Why? Because your rating reveals more about you than it does about me. If you rate me high on setting a clear vision for our team, all we learn is that I am clearer on that vision than you are; if you rate me low, we learn that you are clearer only relative to me.
This applies to any question where you are rating my behavior. You rate me on 'Marcus makes decisions quickly' and your rating reveals simply whether I make decisions more quickly than you do. Rate me on "Marcus is a good listener" and we learn whether I am a better listener than you. All of these questions are akin to you rating me on height. Whether you perceive me as short or tall depends on how short or tall you are.
The bottom line is that, when it comes to rating my behavior, you are not objective. You are, in statistical parlance, unreliable. You give us bad data.
"Well, that's alright," you may say, "because I am not the only rater. There are others rating you, Marcus, and whatever objectivity I may lack is compensated for by all those others."
Again, this sounds right, but it still doesn't hold up. Each individual rater is equally unreliable. This means that each rater yields bad data. And, unfortunately, when you add together many sources of bad data, you do not get good data. You get lots of bad data.
The only way to avoid this effect is to ensure that your group of raters is a perfectly representative sample of the competencies you are trying to measure. This is what polls do. They select a sample — usually a little over 1,000 people — that is nationally representative of ages, races, regions, genders, and political affiliations. This carefully selected sample then proves to be a far more reliable measure of national opinions than a random group ten times as large.
But the raters of your 360 survey are not a sample carefully selected to represent the competencies being measured. Nor are they a random sample. Instead, your raters are a non-random group of people who happen to work with you or report to you. In statistics we call this a "skewed sample." Add up all their ratings and you do not get an accurate, objective measure of your leadership behaviors. You get gossip, quantified.

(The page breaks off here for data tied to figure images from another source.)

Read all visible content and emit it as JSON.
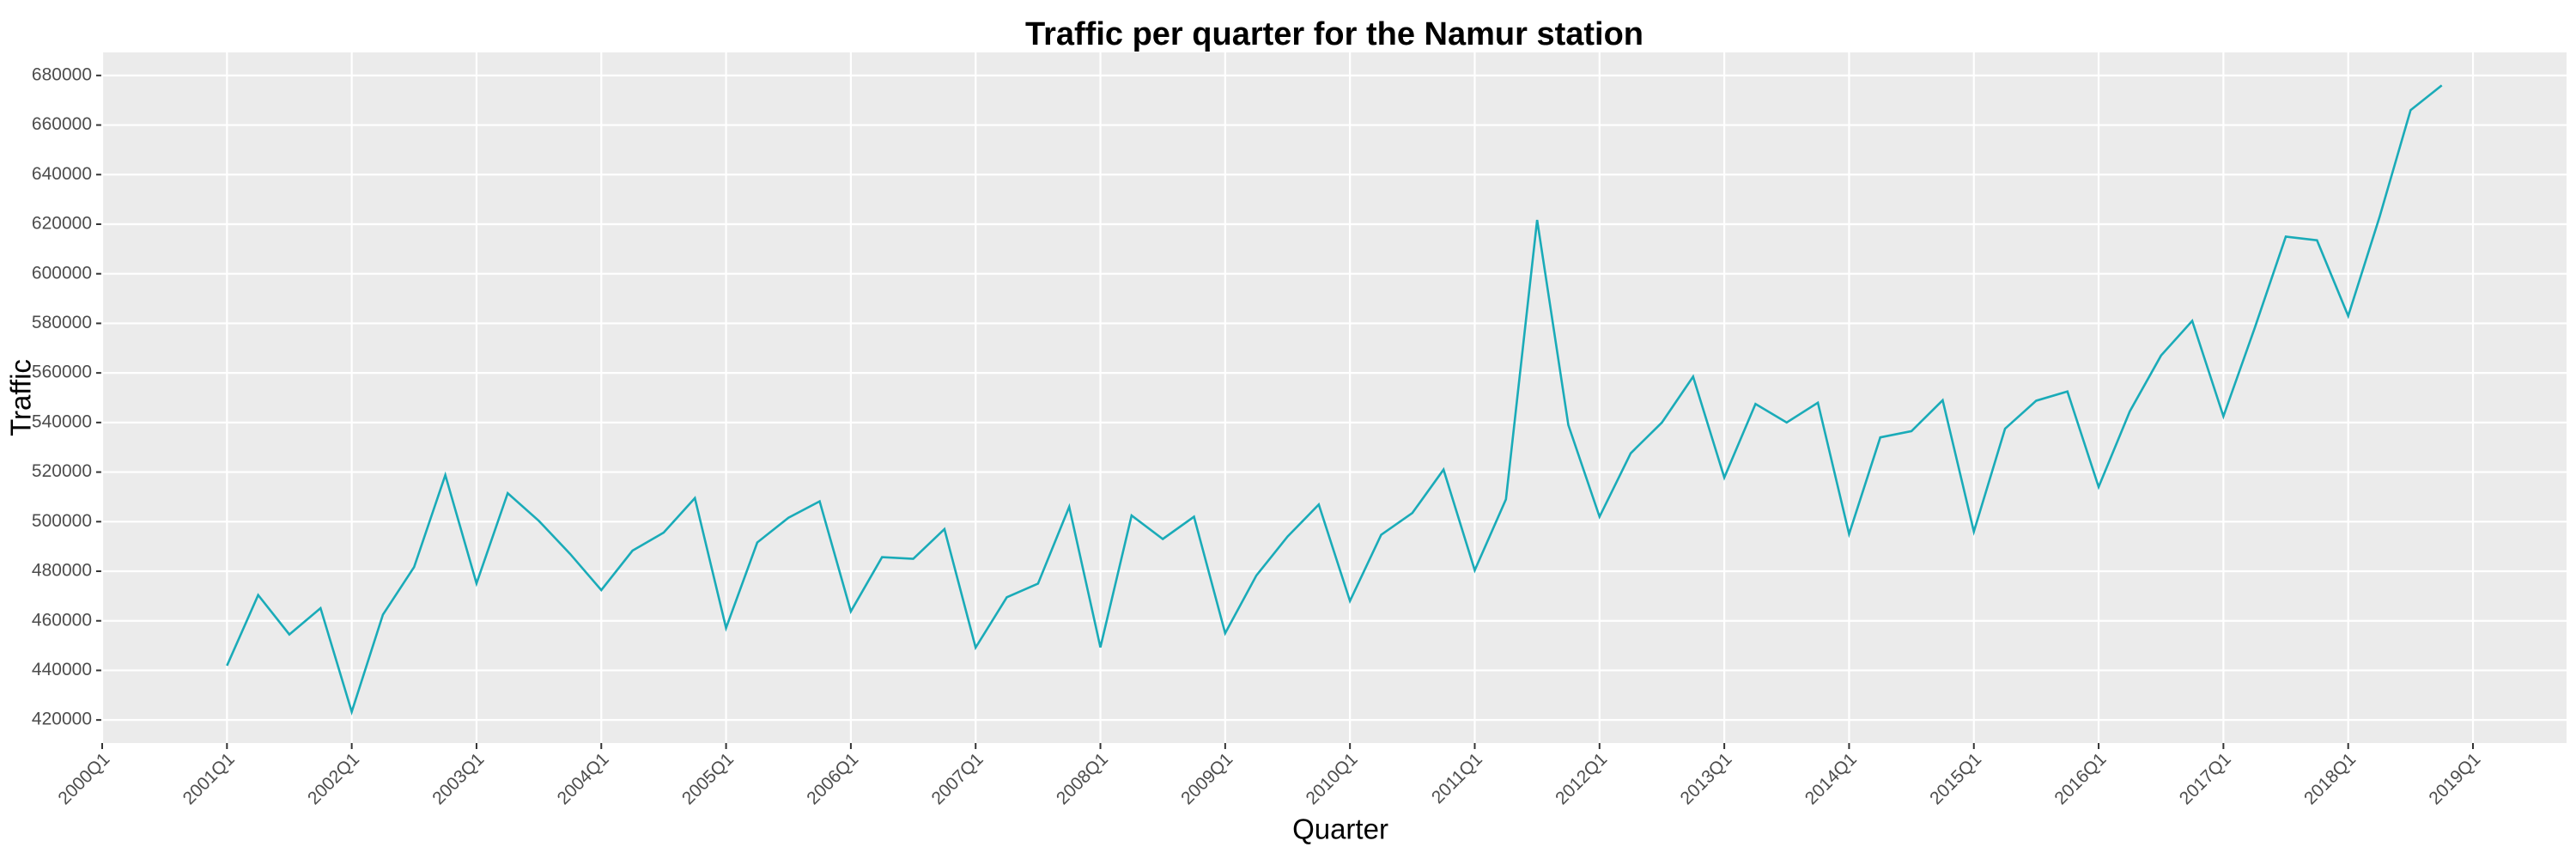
{
  "chart_data": {
    "type": "line",
    "title": "Traffic per quarter for the Namur station",
    "x_label": "Quarter",
    "y_label": "Traffic",
    "color": "#1aabb8",
    "grid": true,
    "x": [
      "2001Q1",
      "2001Q2",
      "2001Q3",
      "2001Q4",
      "2002Q1",
      "2002Q2",
      "2002Q3",
      "2002Q4",
      "2003Q1",
      "2003Q2",
      "2003Q3",
      "2003Q4",
      "2004Q1",
      "2004Q2",
      "2004Q3",
      "2004Q4",
      "2005Q1",
      "2005Q2",
      "2005Q3",
      "2005Q4",
      "2006Q1",
      "2006Q2",
      "2006Q3",
      "2006Q4",
      "2007Q1",
      "2007Q2",
      "2007Q3",
      "2007Q4",
      "2008Q1",
      "2008Q2",
      "2008Q3",
      "2008Q4",
      "2009Q1",
      "2009Q2",
      "2009Q3",
      "2009Q4",
      "2010Q1",
      "2010Q2",
      "2010Q3",
      "2010Q4",
      "2011Q1",
      "2011Q2",
      "2011Q3",
      "2011Q4",
      "2012Q1",
      "2012Q2",
      "2012Q3",
      "2012Q4",
      "2013Q1",
      "2013Q2",
      "2013Q3",
      "2013Q4",
      "2014Q1",
      "2014Q2",
      "2014Q3",
      "2014Q4",
      "2015Q1",
      "2015Q2",
      "2015Q3",
      "2015Q4",
      "2016Q1",
      "2016Q2",
      "2016Q3",
      "2016Q4",
      "2017Q1",
      "2017Q2",
      "2017Q3",
      "2017Q4",
      "2018Q1",
      "2018Q2",
      "2018Q3",
      "2018Q4"
    ],
    "values": [
      441900,
      470400,
      454500,
      465100,
      423300,
      462500,
      481700,
      518800,
      475100,
      511500,
      500300,
      487000,
      472400,
      488300,
      495600,
      509500,
      457100,
      491600,
      501600,
      508200,
      463800,
      485700,
      485000,
      497000,
      449200,
      469500,
      475000,
      506000,
      449300,
      502500,
      493000,
      502000,
      455000,
      478300,
      494000,
      506900,
      468000,
      494700,
      503500,
      521000,
      480400,
      509000,
      621700,
      539000,
      502000,
      527600,
      540000,
      558500,
      517800,
      547500,
      540000,
      548000,
      495000,
      534000,
      536500,
      549000,
      496000,
      537500,
      548800,
      552500,
      514000,
      544500,
      567000,
      581000,
      542500,
      578000,
      615000,
      613500,
      583000,
      622700,
      666000,
      676000
    ],
    "xlim": [
      "2000Q1",
      "2019Q4"
    ],
    "xticks": [
      "2000Q1",
      "2001Q1",
      "2002Q1",
      "2003Q1",
      "2004Q1",
      "2005Q1",
      "2006Q1",
      "2007Q1",
      "2008Q1",
      "2009Q1",
      "2010Q1",
      "2011Q1",
      "2012Q1",
      "2013Q1",
      "2014Q1",
      "2015Q1",
      "2016Q1",
      "2017Q1",
      "2018Q1",
      "2019Q1"
    ],
    "ylim": [
      410700,
      689300
    ],
    "yticks": [
      420000,
      440000,
      460000,
      480000,
      500000,
      520000,
      540000,
      560000,
      580000,
      600000,
      620000,
      640000,
      660000,
      680000
    ]
  }
}
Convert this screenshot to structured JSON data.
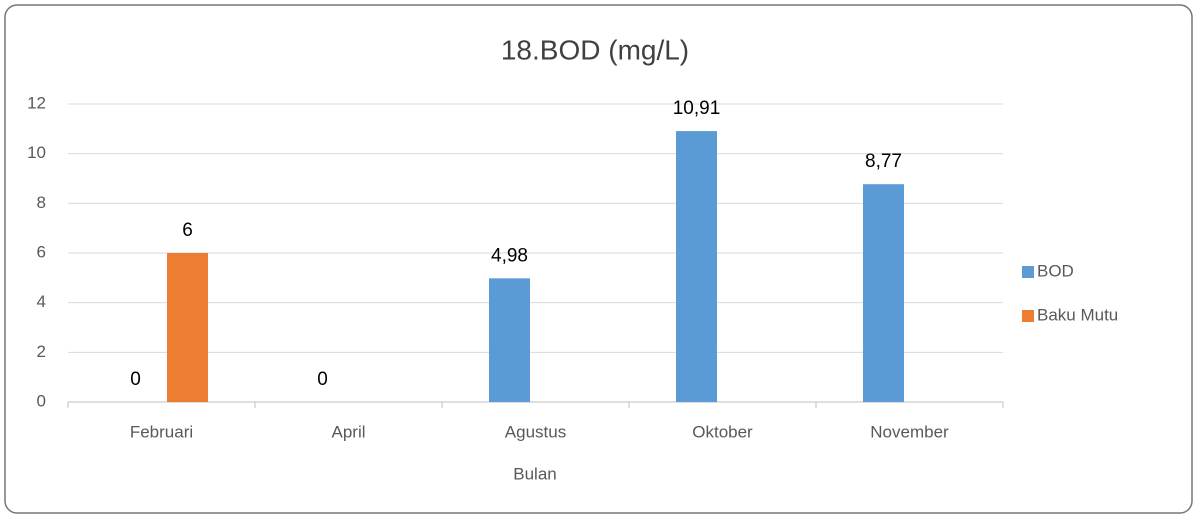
{
  "chart_data": {
    "type": "bar",
    "title": "18.BOD (mg/L)",
    "x_label": "Bulan",
    "categories": [
      "Februari",
      "April",
      "Agustus",
      "Oktober",
      "November"
    ],
    "series": [
      {
        "name": "BOD",
        "color": "#5b9bd5",
        "values": [
          0,
          0,
          4.98,
          10.91,
          8.77
        ],
        "value_labels": [
          "0",
          "0",
          "4,98",
          "10,91",
          "8,77"
        ]
      },
      {
        "name": "Baku Mutu",
        "color": "#ed7d31",
        "values": [
          6,
          null,
          null,
          null,
          null
        ],
        "value_labels": [
          "6",
          null,
          null,
          null,
          null
        ]
      }
    ],
    "ylim": [
      0,
      12
    ],
    "yticks": [
      0,
      2,
      4,
      6,
      8,
      10,
      12
    ],
    "grid": true,
    "legend": "right"
  }
}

Thankfully, the solution to this problem is simple. Although you are not a reliable rater of my behavior, you are an extremely reliable rater of your own feelings and emotions. This means that, although you cannot be trusted to rate me on "Marcus sets a clear vision for my team," you can be relied upon to rate yourself on a statement such as "I know what the vision of my team is." Likewise, while your ratings of me on "Marcus is a good listener" are bad data, your ratings of you on "I feel like my opinions are heard" are good data. This is true for any statement crafted so that it is asking you to rate you on you.
So, to create a reliable 360 survey, all you need do is cut out all the statements that ask the rater to evaluate others on their behaviors, and replace them with statements that ask the rater to evaluate himself on his own feelings.
Doing this will transform your 360 survey into a tool everyone can trust. But until then, it's just blather.